Nineteen percent! Why is NextGen/Steyer worried about carrying Democrat Tom Wolf over the finish line of a gubernatorial race in Pennsylvania, when he's up by 19 percent? Especially when there are a slew of Senate races that could ensure that Democrats keep the Senate, a top priority of the party? NextGen and Steyer aren't spending in any of these races:

  • Arkansas, where the Democrat leads by 4.8 percent.
  • Georgia, where the Democrat trails the leading Republican by 3 percent.
  • Louisiana, where the Democrat trails by 2.2 percent.
  • Montana, where the Democrat trails by 3 percent.
  • North Carolina, where the Democrat leads by 0.2 percent.

The average polling in races Steyer is targeting is +5.1 percent for the Democrat. In the tight Senate races above, it's a Republican lead of 2.64 percent. So why not invest in those races?

The first thought is that those states would be less receptive to NextGen's advertising message. That message, per its press announcement: to "use climate as a wedge issue, both to motivate voter turnout with the rising electorate and to demonstrate that being anti-science will hurt our opponents among persuadable voters."

But Post polling manager Peyton Craighill looked at data from a March 2013 Pew poll that shows no significant difference in concern about climate change between states that NextGen is targeting and those that it isn't. There isn't polling from each state that gives us a clear sense of how likely people are to vote on the issue of climate, but a March Gallup poll put it pretty far down in the list of priorities of American voters on the whole.

The answer is probably pretty simple. Note that President Obama won each of NextGen's targeted states in both 2008 and 2012. In each of the other five, he lost in 2012. In other words, the group is targeting races that largely lean toward the Democrat in states that went for Obama by an average of 7 percent two years ago. NextGen picked races it was pretty sure it was going to win. And that's it.
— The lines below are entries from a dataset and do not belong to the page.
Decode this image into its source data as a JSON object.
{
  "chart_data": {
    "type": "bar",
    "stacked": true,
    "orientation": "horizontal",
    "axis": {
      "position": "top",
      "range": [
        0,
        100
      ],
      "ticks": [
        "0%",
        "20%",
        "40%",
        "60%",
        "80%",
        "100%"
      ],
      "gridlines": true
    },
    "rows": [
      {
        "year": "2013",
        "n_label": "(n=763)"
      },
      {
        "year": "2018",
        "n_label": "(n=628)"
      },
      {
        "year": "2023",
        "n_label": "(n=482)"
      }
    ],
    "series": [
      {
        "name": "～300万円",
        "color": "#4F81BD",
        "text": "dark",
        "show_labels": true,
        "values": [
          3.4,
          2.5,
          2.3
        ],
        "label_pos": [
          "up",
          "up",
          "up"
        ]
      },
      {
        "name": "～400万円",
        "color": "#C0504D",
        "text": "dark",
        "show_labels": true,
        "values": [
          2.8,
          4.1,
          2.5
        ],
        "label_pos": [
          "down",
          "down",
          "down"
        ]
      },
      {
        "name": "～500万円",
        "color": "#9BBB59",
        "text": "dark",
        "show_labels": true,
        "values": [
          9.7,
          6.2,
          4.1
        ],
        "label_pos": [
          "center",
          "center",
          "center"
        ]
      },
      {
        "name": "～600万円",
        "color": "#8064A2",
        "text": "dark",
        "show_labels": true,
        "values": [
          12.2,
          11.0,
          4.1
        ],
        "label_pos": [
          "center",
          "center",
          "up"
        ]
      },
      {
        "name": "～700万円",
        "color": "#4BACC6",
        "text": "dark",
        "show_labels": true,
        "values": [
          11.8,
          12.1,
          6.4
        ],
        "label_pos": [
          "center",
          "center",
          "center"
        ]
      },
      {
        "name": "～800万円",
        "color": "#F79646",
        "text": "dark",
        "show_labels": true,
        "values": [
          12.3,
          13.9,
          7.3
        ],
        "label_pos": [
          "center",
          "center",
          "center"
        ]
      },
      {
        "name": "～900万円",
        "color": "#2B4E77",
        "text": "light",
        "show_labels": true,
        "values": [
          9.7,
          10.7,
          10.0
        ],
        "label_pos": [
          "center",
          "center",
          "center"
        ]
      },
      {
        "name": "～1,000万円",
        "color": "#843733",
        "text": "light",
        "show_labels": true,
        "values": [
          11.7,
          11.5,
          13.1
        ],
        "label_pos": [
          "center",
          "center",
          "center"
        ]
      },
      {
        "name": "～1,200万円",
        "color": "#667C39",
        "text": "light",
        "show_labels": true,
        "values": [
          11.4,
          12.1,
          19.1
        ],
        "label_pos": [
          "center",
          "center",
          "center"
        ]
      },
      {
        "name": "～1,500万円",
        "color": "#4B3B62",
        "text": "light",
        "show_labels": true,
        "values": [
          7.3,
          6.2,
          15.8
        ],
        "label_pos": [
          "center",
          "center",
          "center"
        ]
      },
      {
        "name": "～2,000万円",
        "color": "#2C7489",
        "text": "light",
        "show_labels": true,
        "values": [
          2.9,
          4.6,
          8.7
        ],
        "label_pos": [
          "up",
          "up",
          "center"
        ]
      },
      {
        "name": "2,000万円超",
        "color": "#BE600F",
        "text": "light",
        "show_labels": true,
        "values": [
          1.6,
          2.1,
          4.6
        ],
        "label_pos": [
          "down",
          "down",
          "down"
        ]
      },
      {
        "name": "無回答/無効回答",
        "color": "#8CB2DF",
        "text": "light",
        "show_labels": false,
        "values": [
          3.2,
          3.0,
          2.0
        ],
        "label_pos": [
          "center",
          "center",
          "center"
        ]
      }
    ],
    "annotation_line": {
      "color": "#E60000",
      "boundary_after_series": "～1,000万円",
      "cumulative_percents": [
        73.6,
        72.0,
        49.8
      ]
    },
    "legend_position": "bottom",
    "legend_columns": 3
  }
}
Why? Because what NextGen wants to do, it's safe to assume, is make elected officials fear them. The political inertia on climate change is due, in part, to the fact that voters aren't energized on the topic (see above) and therefore aren't putting pressure on elected officials to take action. What the environmental movement has been very bad at is the sort of electoral hardball that would get politicians without that political pressure.  Take the Tea Party. In the aftermath of the disparate group's failure to win many Republican primaries so far this year, it's been easy to think that the Republican establishment has regained control of the party. But as multiple outlets (including Politico) have noted, the establishment actually grew more conservative in the wake of the Tea Party's primary success in the 2010 and 2012 elections. Republicans were afraid of the Tea Party.

No one is really afraid of environmentalists. What NextGen certainly wants to do is instill a little fear. To do that, they have to win. And to win — well, it doesn't hurt to pick races where the odds are pretty good that will happen.

Correction: This piece originally stated that Obama lost each of the five states in both 2008 and 2012. He won North Carolina in 2008.